I've seen a lot of this negative, positional division in my career and I think the best way work with it is be as honest and transparent as possible. (Negative phrases like "behaviour is stupid", "have no clue", "cannot be done" should be avoided. Look for solutions/root causes.)

First, it looks like everyone is employing positional bargaining (book). They want what they want and you want what you want.But what is really driving that? Look at what drives their position and target that. E.g. sales just wants to get the product out as quickly as possible to make more sales and help the company's profits. What's wrong with that? And from your side you simply want to make the best quality software you can. So you just need to find a middle ground. I think the best way to do this is education, honesty and transparency. Treat them as part of your team and not "us vs. them".
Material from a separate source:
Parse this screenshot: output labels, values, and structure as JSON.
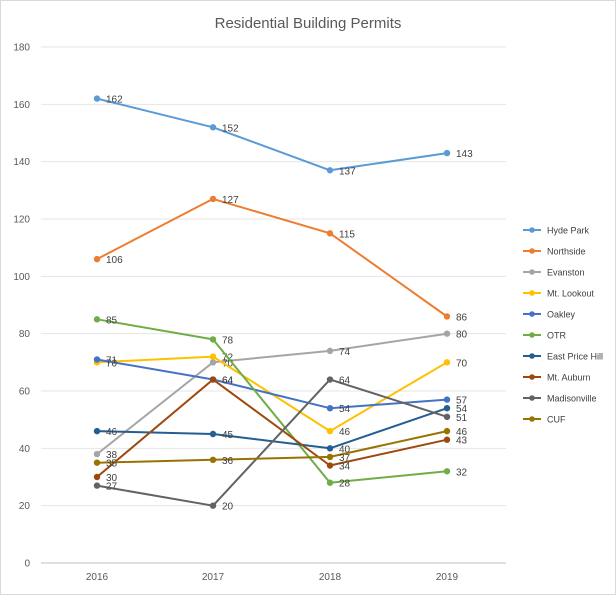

Agile and Scrum methods try to incorporate this into the entire process. Certain aspects of Scrum take care of this nicely:

  1. A product owner that prioritizes features and chooses what goes in each sprint. This person is part of the team. This should be a person that has the clients' best intentions in mind. e.g. this could be a sales person or supervisor. They are involved on a regular basis in deciding what goes into the product so there's great motivation and responsibility (they'll learn to NOT push for time vs quality/features)
  2. Any stakeholders are team members as well, they just don't get control in the the backlog/sprints/timeline. Treat them as such and they can learn how estimates are calculated and the inherit complexity behind software development.
  3. A scrum master works at improving the process over time. It's not expected to be instantly scrum as that is unreasonable in any situation. They work at removing roadblocks for all team members (and the company).

In summary, just be honest, positive and try to educate - it will eventually improve. Even if you don't officially follow agile/scrum, read some literature to get a better understanding of these concepts and motivations.


Another approach would be to make it impossible for them not to see WHY/HOW you're giving the estimates.

Since you are responsible for the development process, why don't you track the team velocity and show them, based on your past iterations, why you won't make their deadline? I think it is simple: "our current speed is X, and we have Y story points for this iteration".